Menurut Fahira, karakter industri kreatif yang padat karya, menjadikan sektor ini paling pesat menyerap tenaga kerja. Pada 2013 saja, sektor ini mampu menyerap tenaga kerja sebesar 11.872.428 orang atau 10,72% dari total penyerapan tenaga kerja nasional yang sebesar 110.801.648 orang. Potensi ekonomi kreatif juga telah menempatkannya sebagai tiga besar penyumbang jumlah usaha di Indonesia. Dari sekitar 55 juta lebih usaha di Indonesia hampir 10 persennya adalah usaha berbasis kreatifitas.

“Ini (ekonomi kreatif) potensi luar biasa. Dengan kebudayaan Indonesia yang kaya, saya yakin sektor ekonomi kreatif akan jadi kekuatan baru ekonomi Indonesia. Karena dampaknya tidak hanya bagi perekonomian. Jika ada perlindungan dan keberpihakan, ekonomi kreatif akan jadi penguat citra dan identitas bangsa yang imbasnya nanti ke berbagai sektor. Lihat saja sekarang, batik dan tenun sudah mendunia atau bagaimana menggeliatnya pariwisata Belitung akibat dari novel dan film Laskar Pelangi. Inilah kekuatan dari ekonomi kreatif,” ujar Senator asal Jakarta ini.

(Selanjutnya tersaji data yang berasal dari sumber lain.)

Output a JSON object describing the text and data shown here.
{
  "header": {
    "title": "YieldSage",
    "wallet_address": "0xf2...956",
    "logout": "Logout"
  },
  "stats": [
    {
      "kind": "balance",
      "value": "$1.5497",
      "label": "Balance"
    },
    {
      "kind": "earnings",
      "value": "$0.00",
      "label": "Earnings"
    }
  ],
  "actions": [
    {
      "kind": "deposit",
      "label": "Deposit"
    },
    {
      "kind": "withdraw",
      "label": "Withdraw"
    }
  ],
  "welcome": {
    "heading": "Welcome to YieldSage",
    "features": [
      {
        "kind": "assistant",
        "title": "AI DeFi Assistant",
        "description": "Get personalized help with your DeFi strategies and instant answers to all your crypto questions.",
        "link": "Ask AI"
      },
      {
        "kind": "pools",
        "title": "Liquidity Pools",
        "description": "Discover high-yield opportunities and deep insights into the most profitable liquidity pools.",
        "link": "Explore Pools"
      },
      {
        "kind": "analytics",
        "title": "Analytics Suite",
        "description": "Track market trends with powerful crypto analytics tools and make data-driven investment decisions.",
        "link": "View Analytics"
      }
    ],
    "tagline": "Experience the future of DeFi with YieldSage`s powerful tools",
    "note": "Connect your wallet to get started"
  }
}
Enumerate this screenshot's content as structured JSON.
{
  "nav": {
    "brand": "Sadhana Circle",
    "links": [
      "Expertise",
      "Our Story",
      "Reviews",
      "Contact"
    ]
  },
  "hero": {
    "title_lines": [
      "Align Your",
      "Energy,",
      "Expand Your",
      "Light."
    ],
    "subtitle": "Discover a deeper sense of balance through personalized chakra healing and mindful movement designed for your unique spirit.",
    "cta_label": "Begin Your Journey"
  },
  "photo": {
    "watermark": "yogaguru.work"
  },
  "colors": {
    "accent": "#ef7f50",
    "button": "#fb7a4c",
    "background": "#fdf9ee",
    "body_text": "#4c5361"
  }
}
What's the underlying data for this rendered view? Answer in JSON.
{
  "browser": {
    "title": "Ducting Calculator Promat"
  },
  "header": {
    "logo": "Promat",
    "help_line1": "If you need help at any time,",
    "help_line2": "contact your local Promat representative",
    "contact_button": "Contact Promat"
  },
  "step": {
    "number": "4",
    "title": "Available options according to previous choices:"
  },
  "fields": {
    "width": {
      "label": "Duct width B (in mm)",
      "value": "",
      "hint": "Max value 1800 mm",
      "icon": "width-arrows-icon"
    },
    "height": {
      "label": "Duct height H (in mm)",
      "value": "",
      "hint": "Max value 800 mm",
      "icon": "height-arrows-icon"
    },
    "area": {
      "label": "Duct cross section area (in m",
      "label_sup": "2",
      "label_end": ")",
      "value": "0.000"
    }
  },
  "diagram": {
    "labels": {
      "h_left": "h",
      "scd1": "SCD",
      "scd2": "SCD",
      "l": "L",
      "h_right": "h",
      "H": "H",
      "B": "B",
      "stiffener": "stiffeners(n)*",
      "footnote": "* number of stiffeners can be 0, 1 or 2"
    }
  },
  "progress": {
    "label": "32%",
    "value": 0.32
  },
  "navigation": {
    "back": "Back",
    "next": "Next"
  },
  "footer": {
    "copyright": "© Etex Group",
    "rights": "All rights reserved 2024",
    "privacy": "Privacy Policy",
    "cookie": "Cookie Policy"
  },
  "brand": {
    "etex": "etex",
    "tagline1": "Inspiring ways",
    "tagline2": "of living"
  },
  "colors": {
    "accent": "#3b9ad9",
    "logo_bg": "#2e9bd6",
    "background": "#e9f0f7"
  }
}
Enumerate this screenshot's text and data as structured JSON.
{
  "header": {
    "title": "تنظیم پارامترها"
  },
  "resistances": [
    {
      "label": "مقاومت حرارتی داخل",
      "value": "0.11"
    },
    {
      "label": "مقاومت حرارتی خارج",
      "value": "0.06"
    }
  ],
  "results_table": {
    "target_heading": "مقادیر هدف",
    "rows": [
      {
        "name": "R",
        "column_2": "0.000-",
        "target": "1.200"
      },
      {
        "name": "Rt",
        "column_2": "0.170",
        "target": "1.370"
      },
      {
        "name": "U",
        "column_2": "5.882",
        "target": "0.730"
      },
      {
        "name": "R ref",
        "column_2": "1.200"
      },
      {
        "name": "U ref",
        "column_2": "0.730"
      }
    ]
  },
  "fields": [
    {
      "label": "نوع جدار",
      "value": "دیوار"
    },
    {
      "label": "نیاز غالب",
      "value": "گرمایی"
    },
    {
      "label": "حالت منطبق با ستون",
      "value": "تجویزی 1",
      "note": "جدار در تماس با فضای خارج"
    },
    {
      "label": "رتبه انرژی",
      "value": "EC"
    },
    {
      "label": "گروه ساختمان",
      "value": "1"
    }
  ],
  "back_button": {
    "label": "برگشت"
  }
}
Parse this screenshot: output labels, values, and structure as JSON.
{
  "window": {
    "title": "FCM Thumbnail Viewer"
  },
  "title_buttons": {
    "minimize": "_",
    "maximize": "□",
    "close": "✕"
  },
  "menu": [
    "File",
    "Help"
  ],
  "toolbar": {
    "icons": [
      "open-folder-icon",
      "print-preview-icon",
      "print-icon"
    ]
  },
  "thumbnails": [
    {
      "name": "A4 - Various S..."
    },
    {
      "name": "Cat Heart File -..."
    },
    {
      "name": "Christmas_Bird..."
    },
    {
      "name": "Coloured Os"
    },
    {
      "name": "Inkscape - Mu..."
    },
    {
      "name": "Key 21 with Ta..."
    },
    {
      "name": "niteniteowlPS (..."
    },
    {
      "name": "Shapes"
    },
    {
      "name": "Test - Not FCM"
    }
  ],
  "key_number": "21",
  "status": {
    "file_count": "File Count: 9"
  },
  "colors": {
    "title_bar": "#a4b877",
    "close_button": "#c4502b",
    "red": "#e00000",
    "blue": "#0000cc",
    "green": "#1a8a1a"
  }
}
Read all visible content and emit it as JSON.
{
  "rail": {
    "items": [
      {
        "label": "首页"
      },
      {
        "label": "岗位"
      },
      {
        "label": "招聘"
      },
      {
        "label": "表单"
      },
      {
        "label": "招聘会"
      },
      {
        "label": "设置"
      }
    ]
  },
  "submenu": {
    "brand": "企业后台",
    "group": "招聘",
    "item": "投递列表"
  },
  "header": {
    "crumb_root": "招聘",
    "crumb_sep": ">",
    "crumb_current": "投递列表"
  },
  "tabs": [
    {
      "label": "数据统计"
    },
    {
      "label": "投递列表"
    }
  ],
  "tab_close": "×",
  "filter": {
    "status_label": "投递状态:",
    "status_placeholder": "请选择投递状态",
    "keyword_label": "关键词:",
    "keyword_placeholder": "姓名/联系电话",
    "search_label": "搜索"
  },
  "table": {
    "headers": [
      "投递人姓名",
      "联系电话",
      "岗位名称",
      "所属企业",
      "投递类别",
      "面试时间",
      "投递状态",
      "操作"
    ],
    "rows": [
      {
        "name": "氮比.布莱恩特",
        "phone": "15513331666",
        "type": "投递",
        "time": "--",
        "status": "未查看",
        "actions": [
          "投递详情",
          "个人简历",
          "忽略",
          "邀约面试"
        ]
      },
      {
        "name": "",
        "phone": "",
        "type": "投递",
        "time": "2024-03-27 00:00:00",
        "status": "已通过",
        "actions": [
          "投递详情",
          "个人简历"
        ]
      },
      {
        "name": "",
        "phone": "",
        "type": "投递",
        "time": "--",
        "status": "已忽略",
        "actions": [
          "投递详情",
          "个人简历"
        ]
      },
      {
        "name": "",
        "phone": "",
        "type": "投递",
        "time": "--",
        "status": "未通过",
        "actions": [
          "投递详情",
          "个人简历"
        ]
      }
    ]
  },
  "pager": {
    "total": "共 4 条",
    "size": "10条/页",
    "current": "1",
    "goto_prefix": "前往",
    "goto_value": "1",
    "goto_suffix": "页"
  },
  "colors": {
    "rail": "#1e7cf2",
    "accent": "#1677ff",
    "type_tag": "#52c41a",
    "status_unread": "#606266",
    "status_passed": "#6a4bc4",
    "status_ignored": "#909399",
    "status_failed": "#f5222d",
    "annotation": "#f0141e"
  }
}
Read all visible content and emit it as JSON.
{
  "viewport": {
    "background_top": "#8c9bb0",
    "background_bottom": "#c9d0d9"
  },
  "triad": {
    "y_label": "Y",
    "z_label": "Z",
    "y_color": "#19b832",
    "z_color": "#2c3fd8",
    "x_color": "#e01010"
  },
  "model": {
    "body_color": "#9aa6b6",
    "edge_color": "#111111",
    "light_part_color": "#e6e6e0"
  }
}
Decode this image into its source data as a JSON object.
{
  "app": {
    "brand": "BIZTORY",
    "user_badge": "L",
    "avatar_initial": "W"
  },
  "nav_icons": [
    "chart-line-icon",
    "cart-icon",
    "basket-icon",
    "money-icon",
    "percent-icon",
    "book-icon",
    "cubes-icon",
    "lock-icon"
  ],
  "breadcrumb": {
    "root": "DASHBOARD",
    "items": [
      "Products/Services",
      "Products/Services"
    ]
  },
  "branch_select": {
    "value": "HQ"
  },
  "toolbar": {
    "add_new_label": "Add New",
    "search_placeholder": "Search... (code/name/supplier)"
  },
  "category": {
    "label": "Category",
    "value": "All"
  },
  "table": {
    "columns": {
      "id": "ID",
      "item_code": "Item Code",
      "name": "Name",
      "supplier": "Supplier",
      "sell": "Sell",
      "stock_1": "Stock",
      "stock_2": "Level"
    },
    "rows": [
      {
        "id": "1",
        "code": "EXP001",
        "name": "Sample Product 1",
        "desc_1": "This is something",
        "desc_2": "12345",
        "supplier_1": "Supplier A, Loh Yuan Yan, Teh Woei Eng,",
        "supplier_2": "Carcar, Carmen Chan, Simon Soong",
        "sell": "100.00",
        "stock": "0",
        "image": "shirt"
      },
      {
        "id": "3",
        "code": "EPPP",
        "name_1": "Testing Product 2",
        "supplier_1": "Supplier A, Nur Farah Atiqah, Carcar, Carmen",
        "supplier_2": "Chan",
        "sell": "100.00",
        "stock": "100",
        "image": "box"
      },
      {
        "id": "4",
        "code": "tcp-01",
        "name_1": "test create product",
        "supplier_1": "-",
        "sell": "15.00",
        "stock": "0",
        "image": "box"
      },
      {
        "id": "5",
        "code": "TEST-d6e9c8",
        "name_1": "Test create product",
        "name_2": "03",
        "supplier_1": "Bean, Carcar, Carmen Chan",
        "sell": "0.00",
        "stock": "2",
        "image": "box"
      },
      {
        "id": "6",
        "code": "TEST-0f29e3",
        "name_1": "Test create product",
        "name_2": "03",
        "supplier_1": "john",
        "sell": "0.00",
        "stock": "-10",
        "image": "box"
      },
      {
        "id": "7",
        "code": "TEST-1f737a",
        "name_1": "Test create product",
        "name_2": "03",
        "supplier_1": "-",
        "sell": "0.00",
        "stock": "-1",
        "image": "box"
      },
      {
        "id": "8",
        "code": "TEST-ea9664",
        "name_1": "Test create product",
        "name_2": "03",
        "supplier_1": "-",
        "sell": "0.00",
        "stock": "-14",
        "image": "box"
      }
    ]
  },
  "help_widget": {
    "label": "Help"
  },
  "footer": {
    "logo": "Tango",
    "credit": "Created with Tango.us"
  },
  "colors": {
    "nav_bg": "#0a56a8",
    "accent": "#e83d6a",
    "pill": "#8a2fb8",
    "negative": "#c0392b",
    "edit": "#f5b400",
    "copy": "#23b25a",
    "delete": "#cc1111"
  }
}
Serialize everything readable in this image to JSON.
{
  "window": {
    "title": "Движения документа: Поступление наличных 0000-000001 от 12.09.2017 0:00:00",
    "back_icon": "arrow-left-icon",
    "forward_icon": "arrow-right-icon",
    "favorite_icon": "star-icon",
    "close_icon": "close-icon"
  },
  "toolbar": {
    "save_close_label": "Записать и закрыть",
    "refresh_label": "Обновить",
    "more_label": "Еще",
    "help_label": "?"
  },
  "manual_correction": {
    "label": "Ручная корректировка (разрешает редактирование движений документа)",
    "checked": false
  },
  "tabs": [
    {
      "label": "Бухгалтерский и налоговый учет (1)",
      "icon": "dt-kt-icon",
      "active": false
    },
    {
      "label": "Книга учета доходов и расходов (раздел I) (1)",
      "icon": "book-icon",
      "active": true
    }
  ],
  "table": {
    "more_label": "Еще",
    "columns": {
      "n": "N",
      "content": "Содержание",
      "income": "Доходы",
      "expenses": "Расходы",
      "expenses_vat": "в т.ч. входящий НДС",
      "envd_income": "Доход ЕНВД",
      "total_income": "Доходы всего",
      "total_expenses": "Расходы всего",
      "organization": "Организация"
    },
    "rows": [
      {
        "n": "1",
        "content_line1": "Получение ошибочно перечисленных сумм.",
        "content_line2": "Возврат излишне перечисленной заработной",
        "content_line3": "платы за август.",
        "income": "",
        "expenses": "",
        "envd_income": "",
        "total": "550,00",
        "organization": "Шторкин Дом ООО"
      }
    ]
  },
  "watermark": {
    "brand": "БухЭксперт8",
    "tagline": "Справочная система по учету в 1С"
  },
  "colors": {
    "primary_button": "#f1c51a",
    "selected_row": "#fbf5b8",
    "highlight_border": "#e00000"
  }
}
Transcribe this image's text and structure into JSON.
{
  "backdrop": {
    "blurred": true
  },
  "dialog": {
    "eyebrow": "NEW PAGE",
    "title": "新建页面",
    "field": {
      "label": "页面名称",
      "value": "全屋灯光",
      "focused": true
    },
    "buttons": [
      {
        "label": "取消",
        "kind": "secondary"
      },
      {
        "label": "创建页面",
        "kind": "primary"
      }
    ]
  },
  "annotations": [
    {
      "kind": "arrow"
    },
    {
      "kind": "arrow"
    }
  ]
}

Menurut Fahira, pondasi utama dari pengembangan ekonomi kreatif adalah Orang-Orang Kreatif yang ada di Indonesia. “Yang mereka butuhkan sumber daya, industri, pembiayaan, pemasaran dan teknologi. Satu lagi yang juga sangat penting segera direalisasikan adalah kelembagaan yang mewadahi mereka. Maka UU Ekonomi Kreatif sudah mendesak.,” ungkap aktivis sosial yang juga pengusaha kreatif ini.

Sebagai negara dengan potensi sumber daya insani kreatif, kekayaan warisan budaya dan lingkungan alam yang kaya, tambah Fahira, Indonesia harus menjadi leader di ASEAN dalam bidang ekonomi kreatif. Saat ini, jika dibanding Malaysia, Thailand, dan Singapura ekspor industri kreatif Indonesia masih ketinggalan.

“Dari total jumlah ekspor Indonesia, industri kreatif baru menyumbang 0,68 persen. Bandingkan dengan Singapura yang sudah menyentuh angka 1,69 persen, Thailand 1,29 persen, Malaysia 0,96 persen. Jika mau kita bandingkan, potensi yang kita punya lebih besar dari mereka, tetapi mereka lebih maju karena negara melindungi dan punya keberpihakan. Kita sudah ada keberpihakan, tapi belum maksimal. Makanya sekali lagi, RUU ini penting untuk segera dibahas,” tukas Fahira.

Sebagai informasi, negara di dunia dengan ekspor industri kreatif paling besar adalah Amerika yang sudah mencapi 5,02 dari total ekspor mereka, kemudian Perancis (4,02 persen) dan Inggris (3,87 persen).